Ernstiger, veel ernstiger kan het zijn wanneer we symptomen als pijn, misselijkheid of ongemak ontkennen. Omdat we bang zijn voor een gevaarlijke ziekte of voor een afschuwelijke behandeling. Hier is sprake van een magische reflex: verzwijgen zal de kwaal doen verdwijnen. Een irrationele en averechtse reflex, maar wel een krachtige. Daarbij liegen we ook tegenover onszélf.

Minder erg maar vaker voorkomend zijn  leugens over therapietrouw. Want het valt niet mee om je nauwkeurig aan je dieet te houden tussen al die verleidingen. En de bochten waarin je fysiotherapeut of haptonoom je in haar oefenkamer heeft gewrongen die zijn bij jou thuis gewoon niet herhaalbaar.

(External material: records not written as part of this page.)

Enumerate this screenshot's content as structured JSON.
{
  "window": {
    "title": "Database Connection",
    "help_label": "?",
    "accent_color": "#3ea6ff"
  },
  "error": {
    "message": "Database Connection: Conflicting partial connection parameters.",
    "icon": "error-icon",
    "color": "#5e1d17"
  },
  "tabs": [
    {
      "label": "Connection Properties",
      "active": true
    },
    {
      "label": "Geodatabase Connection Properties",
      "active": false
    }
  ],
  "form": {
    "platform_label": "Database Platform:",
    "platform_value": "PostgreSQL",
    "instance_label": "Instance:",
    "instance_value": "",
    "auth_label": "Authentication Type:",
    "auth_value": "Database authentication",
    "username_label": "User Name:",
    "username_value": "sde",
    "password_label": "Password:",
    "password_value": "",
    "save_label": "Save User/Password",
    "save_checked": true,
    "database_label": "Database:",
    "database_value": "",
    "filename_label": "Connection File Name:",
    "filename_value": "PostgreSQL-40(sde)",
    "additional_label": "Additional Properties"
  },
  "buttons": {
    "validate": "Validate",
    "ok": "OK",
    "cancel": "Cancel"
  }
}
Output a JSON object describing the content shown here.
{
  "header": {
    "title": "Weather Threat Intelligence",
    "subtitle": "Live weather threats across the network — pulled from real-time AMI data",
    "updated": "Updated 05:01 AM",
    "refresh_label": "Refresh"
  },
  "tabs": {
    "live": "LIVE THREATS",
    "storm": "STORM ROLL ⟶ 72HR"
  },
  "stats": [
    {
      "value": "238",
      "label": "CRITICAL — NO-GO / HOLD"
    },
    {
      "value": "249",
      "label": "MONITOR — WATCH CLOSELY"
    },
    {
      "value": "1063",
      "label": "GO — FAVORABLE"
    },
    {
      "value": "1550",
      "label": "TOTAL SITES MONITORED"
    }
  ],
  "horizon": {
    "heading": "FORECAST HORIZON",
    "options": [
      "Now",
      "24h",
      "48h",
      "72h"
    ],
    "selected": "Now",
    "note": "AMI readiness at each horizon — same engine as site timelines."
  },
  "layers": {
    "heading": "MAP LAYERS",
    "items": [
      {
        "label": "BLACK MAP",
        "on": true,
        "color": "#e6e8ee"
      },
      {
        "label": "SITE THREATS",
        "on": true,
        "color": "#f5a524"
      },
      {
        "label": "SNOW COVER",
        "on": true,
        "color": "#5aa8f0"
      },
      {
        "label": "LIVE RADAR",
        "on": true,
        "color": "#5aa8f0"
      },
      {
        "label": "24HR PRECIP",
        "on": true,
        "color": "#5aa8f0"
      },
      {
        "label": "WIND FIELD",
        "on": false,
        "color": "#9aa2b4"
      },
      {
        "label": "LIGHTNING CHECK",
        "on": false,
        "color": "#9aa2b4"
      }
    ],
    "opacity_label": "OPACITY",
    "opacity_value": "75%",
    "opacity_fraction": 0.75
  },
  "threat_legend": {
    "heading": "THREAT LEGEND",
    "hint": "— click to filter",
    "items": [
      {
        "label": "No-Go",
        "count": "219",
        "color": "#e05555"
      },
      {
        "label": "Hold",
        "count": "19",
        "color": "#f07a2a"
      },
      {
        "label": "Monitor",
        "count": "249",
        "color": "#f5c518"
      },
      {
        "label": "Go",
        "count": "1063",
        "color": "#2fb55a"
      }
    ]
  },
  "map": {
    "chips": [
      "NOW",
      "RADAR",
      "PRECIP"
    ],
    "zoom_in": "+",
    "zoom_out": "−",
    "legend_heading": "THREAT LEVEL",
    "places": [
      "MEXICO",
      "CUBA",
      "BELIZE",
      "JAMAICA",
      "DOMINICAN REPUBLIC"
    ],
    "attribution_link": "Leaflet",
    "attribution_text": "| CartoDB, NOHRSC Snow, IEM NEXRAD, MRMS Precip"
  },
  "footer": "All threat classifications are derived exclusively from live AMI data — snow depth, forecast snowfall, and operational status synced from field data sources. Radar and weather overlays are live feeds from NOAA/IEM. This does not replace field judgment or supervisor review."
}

En dan je psychiater of psycholoog, om haar of zijn morele steun niet te verliezen lieg je flink over je dagaantekeningen of je gedragsoefeningen.

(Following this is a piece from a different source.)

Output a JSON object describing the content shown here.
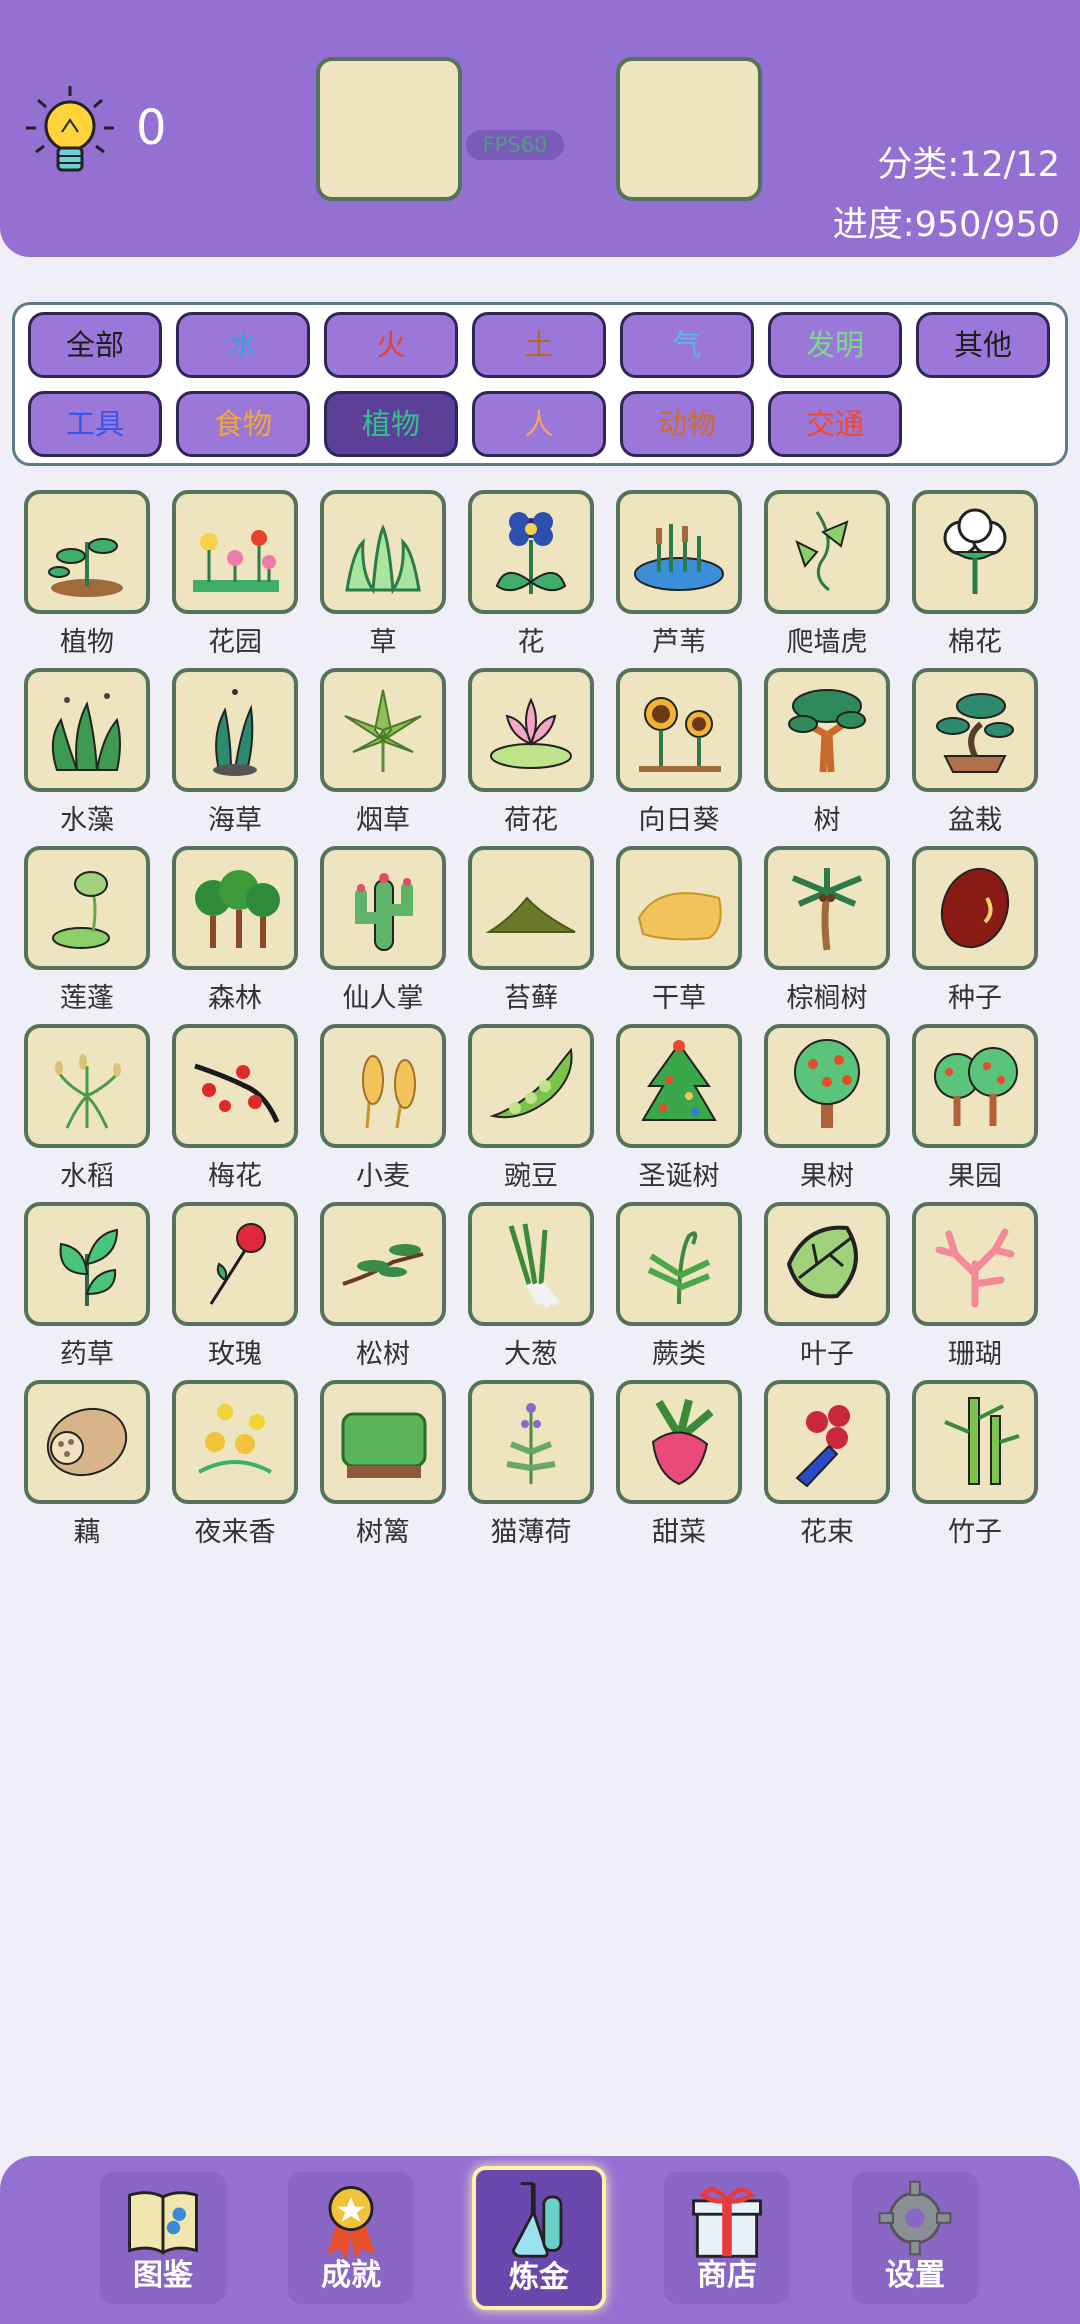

Onze Jan Lieech deed op zeker moment de waarheid één keer teveel geweld aan. Tot verbazing van velen had ie zich een bruid weten te verwerven, maar hij had daarbij verzwegen al getrouwd te zijn, met een Indonesische. Dat kwam hem uiteindelijk op een echtscheiding en een proces wegens bigamie te staan. Was ie maar eerlijk geweest, niemand zou hem immers geloofd hebben….

Muziek:

Riemskie-Korsákof, Sjeherazade, SPOOR 1;  duurt 9’23”, dus vooral niet vergeten weg te draaien…

Aanbevolen afkondiging:

“We luisterden naar een stukje van de suite [ swiéte ] Sjéhérazade van de Russische componist Nikolài Riémskie-Korsákof [ <= ja,zo spreek je het ook uit ], die leefde van 1844 tot 1908.

Het gaat over een paleisdame die de sultan alsmaar sprookjes vertelt om haar executie te ontlopen, de Sprookjes van 1001 Nacht. Als je érgens voor mag liegen is het dát wel.”